I work in the paint department of a hardware store. A customer starts with the generic “Which one is the best stain?” question and gets impatient when I can’t immediately point at a product, as it really depends what you want the finished product to look like. He then questions every single facet of what I try to tell him, to the point of reading product information off the cans to try and find out the exact information I just gave him. I’m proven right every time, but he’s getting more and more agitated.

I’ve finally got him settled on a product.

Customer: “How much will this cover?”

Me: “Usually 350 to 400 square feet per can, depending on your wood.”

Customer: “What the heck? I’m going to need like $800 worth of this crap. I’m not paying that!”

This product is about $60 a can, so this really surprises me.

Me: “Really? How big of an area are you doing?”
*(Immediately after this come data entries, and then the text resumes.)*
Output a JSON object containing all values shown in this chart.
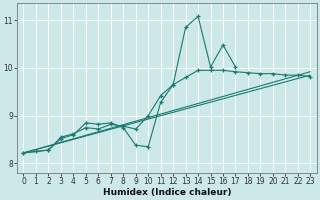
{
  "xlabel": "Humidex (Indice chaleur)",
  "ylabel": "",
  "bg_color": "#cce8e8",
  "line_color": "#1a7a6e",
  "grid_color": "#ffffff",
  "xlim": [
    -0.5,
    23.5
  ],
  "ylim": [
    7.8,
    11.35
  ],
  "xticks": [
    0,
    1,
    2,
    3,
    4,
    5,
    6,
    7,
    8,
    9,
    10,
    11,
    12,
    13,
    14,
    15,
    16,
    17,
    18,
    19,
    20,
    21,
    22,
    23
  ],
  "yticks": [
    8,
    9,
    10,
    11
  ],
  "line_straight1": [
    [
      0,
      8.22
    ],
    [
      23,
      9.85
    ]
  ],
  "line_straight2": [
    [
      0,
      8.22
    ],
    [
      23,
      9.92
    ]
  ],
  "line_jagged1_x": [
    0,
    1,
    2,
    3,
    4,
    5,
    6,
    7,
    8,
    9,
    10,
    11,
    12,
    13,
    14,
    15,
    16,
    17,
    18,
    19,
    20,
    21,
    22,
    23
  ],
  "line_jagged1_y": [
    8.22,
    8.25,
    8.28,
    8.55,
    8.62,
    8.75,
    8.72,
    8.82,
    8.78,
    8.72,
    9.0,
    9.42,
    9.65,
    9.8,
    9.95,
    9.95,
    9.95,
    9.92,
    9.9,
    9.88,
    9.88,
    9.85,
    9.85,
    9.82
  ],
  "line_jagged2_x": [
    0,
    2,
    3,
    4,
    5,
    6,
    7,
    8,
    9,
    10,
    11,
    12,
    13,
    14,
    15,
    16,
    17
  ],
  "line_jagged2_y": [
    8.22,
    8.28,
    8.52,
    8.6,
    8.85,
    8.82,
    8.85,
    8.75,
    8.38,
    8.35,
    9.28,
    9.65,
    10.85,
    11.08,
    10.02,
    10.48,
    10.02
  ]
}
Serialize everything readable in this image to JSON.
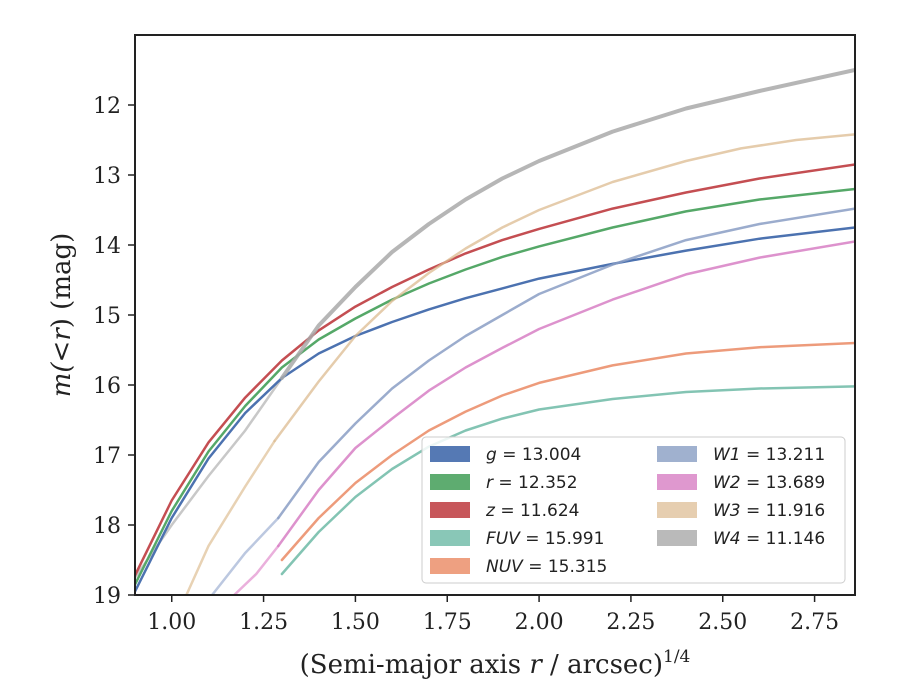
{
  "chart_data": {
    "type": "line",
    "xlabel_main": "(Semi-major axis ",
    "xlabel_var": "r",
    "xlabel_tail": " / arcsec)",
    "xlabel_sup": "1/4",
    "ylabel_prefix": "m(",
    "ylabel_var": "<r",
    "ylabel_suffix": ") (mag)",
    "xlim": [
      0.9,
      2.86
    ],
    "ylim": [
      19.0,
      11.0
    ],
    "y_inverted": true,
    "grid": false,
    "legend_position": "lower-right",
    "xticks": [
      1.0,
      1.25,
      1.5,
      1.75,
      2.0,
      2.25,
      2.5,
      2.75
    ],
    "xtick_labels": [
      "1.00",
      "1.25",
      "1.50",
      "1.75",
      "2.00",
      "2.25",
      "2.50",
      "2.75"
    ],
    "yticks": [
      12,
      13,
      14,
      15,
      16,
      17,
      18,
      19
    ],
    "ytick_labels": [
      "12",
      "13",
      "14",
      "15",
      "16",
      "17",
      "18",
      "19"
    ],
    "series": [
      {
        "name": "g",
        "value_label": "13.004",
        "color": "#4c72b0",
        "opacity": 1.0,
        "points": [
          [
            0.9,
            18.95
          ],
          [
            1.0,
            17.9
          ],
          [
            1.1,
            17.05
          ],
          [
            1.2,
            16.4
          ],
          [
            1.3,
            15.9
          ],
          [
            1.4,
            15.55
          ],
          [
            1.5,
            15.3
          ],
          [
            1.6,
            15.1
          ],
          [
            1.7,
            14.92
          ],
          [
            1.8,
            14.76
          ],
          [
            1.9,
            14.62
          ],
          [
            2.0,
            14.48
          ],
          [
            2.2,
            14.27
          ],
          [
            2.4,
            14.08
          ],
          [
            2.6,
            13.91
          ],
          [
            2.86,
            13.75
          ]
        ]
      },
      {
        "name": "r",
        "value_label": "12.352",
        "color": "#55a868",
        "opacity": 1.0,
        "points": [
          [
            0.9,
            18.85
          ],
          [
            1.0,
            17.8
          ],
          [
            1.1,
            16.95
          ],
          [
            1.2,
            16.3
          ],
          [
            1.3,
            15.75
          ],
          [
            1.4,
            15.35
          ],
          [
            1.5,
            15.05
          ],
          [
            1.6,
            14.78
          ],
          [
            1.7,
            14.55
          ],
          [
            1.8,
            14.35
          ],
          [
            1.9,
            14.17
          ],
          [
            2.0,
            14.02
          ],
          [
            2.2,
            13.75
          ],
          [
            2.4,
            13.52
          ],
          [
            2.6,
            13.35
          ],
          [
            2.86,
            13.2
          ]
        ]
      },
      {
        "name": "z",
        "value_label": "11.624",
        "color": "#c44e52",
        "opacity": 1.0,
        "points": [
          [
            0.9,
            18.72
          ],
          [
            1.0,
            17.65
          ],
          [
            1.1,
            16.82
          ],
          [
            1.2,
            16.18
          ],
          [
            1.3,
            15.65
          ],
          [
            1.4,
            15.22
          ],
          [
            1.5,
            14.88
          ],
          [
            1.6,
            14.6
          ],
          [
            1.7,
            14.35
          ],
          [
            1.8,
            14.12
          ],
          [
            1.9,
            13.93
          ],
          [
            2.0,
            13.77
          ],
          [
            2.2,
            13.48
          ],
          [
            2.4,
            13.25
          ],
          [
            2.6,
            13.05
          ],
          [
            2.86,
            12.85
          ]
        ]
      },
      {
        "name": "FUV",
        "value_label": "15.991",
        "color": "#64b5a0",
        "opacity": 0.8,
        "points": [
          [
            1.3,
            18.7
          ],
          [
            1.4,
            18.1
          ],
          [
            1.5,
            17.6
          ],
          [
            1.6,
            17.2
          ],
          [
            1.7,
            16.88
          ],
          [
            1.8,
            16.65
          ],
          [
            1.9,
            16.48
          ],
          [
            2.0,
            16.35
          ],
          [
            2.2,
            16.2
          ],
          [
            2.4,
            16.1
          ],
          [
            2.6,
            16.05
          ],
          [
            2.86,
            16.02
          ]
        ]
      },
      {
        "name": "NUV",
        "value_label": "15.315",
        "color": "#e8825a",
        "opacity": 0.8,
        "points": [
          [
            1.3,
            18.5
          ],
          [
            1.4,
            17.9
          ],
          [
            1.5,
            17.4
          ],
          [
            1.6,
            17.0
          ],
          [
            1.7,
            16.65
          ],
          [
            1.8,
            16.38
          ],
          [
            1.9,
            16.15
          ],
          [
            2.0,
            15.97
          ],
          [
            2.2,
            15.72
          ],
          [
            2.4,
            15.55
          ],
          [
            2.6,
            15.46
          ],
          [
            2.86,
            15.4
          ]
        ]
      },
      {
        "name": "W1",
        "value_label": "13.211",
        "color": "#8a9ec4",
        "opacity": 0.85,
        "points": [
          [
            1.29,
            17.9
          ],
          [
            1.4,
            17.1
          ],
          [
            1.5,
            16.55
          ],
          [
            1.6,
            16.05
          ],
          [
            1.7,
            15.65
          ],
          [
            1.8,
            15.3
          ],
          [
            1.9,
            15.0
          ],
          [
            2.0,
            14.7
          ],
          [
            2.2,
            14.28
          ],
          [
            2.4,
            13.93
          ],
          [
            2.6,
            13.7
          ],
          [
            2.86,
            13.48
          ]
        ]
      },
      {
        "name": "W2",
        "value_label": "13.689",
        "color": "#d77fc4",
        "opacity": 0.85,
        "points": [
          [
            1.29,
            18.3
          ],
          [
            1.4,
            17.5
          ],
          [
            1.5,
            16.9
          ],
          [
            1.6,
            16.48
          ],
          [
            1.7,
            16.08
          ],
          [
            1.8,
            15.75
          ],
          [
            1.9,
            15.47
          ],
          [
            2.0,
            15.2
          ],
          [
            2.2,
            14.78
          ],
          [
            2.4,
            14.42
          ],
          [
            2.6,
            14.18
          ],
          [
            2.86,
            13.95
          ]
        ]
      },
      {
        "name": "W3",
        "value_label": "11.916",
        "color": "#dcbb90",
        "opacity": 0.75,
        "points": [
          [
            1.28,
            16.8
          ],
          [
            1.4,
            15.95
          ],
          [
            1.5,
            15.3
          ],
          [
            1.6,
            14.8
          ],
          [
            1.7,
            14.4
          ],
          [
            1.8,
            14.05
          ],
          [
            1.9,
            13.75
          ],
          [
            2.0,
            13.5
          ],
          [
            2.2,
            13.1
          ],
          [
            2.4,
            12.8
          ],
          [
            2.55,
            12.62
          ],
          [
            2.7,
            12.5
          ],
          [
            2.86,
            12.42
          ]
        ]
      },
      {
        "name": "W4",
        "value_label": "11.146",
        "color": "#a9a9a9",
        "opacity": 0.85,
        "points": [
          [
            1.3,
            15.9
          ],
          [
            1.4,
            15.15
          ],
          [
            1.5,
            14.6
          ],
          [
            1.6,
            14.1
          ],
          [
            1.7,
            13.7
          ],
          [
            1.8,
            13.35
          ],
          [
            1.9,
            13.05
          ],
          [
            2.0,
            12.8
          ],
          [
            2.2,
            12.38
          ],
          [
            2.4,
            12.05
          ],
          [
            2.6,
            11.8
          ],
          [
            2.86,
            11.5
          ]
        ]
      }
    ],
    "faint_extensions": [
      {
        "of": "W4",
        "color": "#c8c8c8",
        "points": [
          [
            0.9,
            18.75
          ],
          [
            1.0,
            18.0
          ],
          [
            1.1,
            17.3
          ],
          [
            1.2,
            16.65
          ],
          [
            1.3,
            15.9
          ]
        ]
      },
      {
        "of": "W3",
        "color": "#e8d2b4",
        "points": [
          [
            1.04,
            19.0
          ],
          [
            1.1,
            18.3
          ],
          [
            1.2,
            17.45
          ],
          [
            1.28,
            16.8
          ]
        ]
      },
      {
        "of": "W1",
        "color": "#bcc8e0",
        "points": [
          [
            1.11,
            19.0
          ],
          [
            1.2,
            18.4
          ],
          [
            1.29,
            17.9
          ]
        ]
      },
      {
        "of": "W2",
        "color": "#eab0dc",
        "points": [
          [
            1.17,
            19.0
          ],
          [
            1.23,
            18.7
          ],
          [
            1.29,
            18.3
          ]
        ]
      }
    ]
  }
}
Customer: “I’ve got a big deck, it’s probably twenty by twenty-five. And there’s another area that’s eight by twelve. Christ, I thought I’d only need two cans for this.”

He turns away from me and starts muttering. For the next part of the conversation, it’s pretty clear he’s not actually listening to what I’m saying.

Me: “So you have two decks?”

Customer: “No! Just one!” *Muttering*

Me: “Is there a fence?”

Customer: “No, I’m not paying that much for this crap. What a rip off.”

Me: “Because… if that’s all you’re doing, you’re only looking at about two gallons.”

Customer: “That’s what I was hoping, but there’s no way I’m going to cover the deck with that.”

Me: “Well, a twenty-by-twenty-five section is about 500 square feet, and an eight-by-twelve is about a hundred, so—”

Customer: “No. What a rip off.”

Me: “What?”

He starts muttering, which I can’t hear but later figure out is him trying to section his deck out to get approximate measurements, because the next thing he says to me that I can clearly make out is:

Customer: “Five by ten is 500—”

Me: “What? No! Five by ten is fifty.”

Customer: “So I’ll need four sections of that across, which is eight gallons—”

Me: “No! Five by ten is fif-ty.”

He pauses, pulls his phone out, and calculates it out on a calculator. He then immediately calms down like I’ve thrown some kind of switch.

Customer: “Oh, you’re right. So, you say I’ll need about two gallons of this?”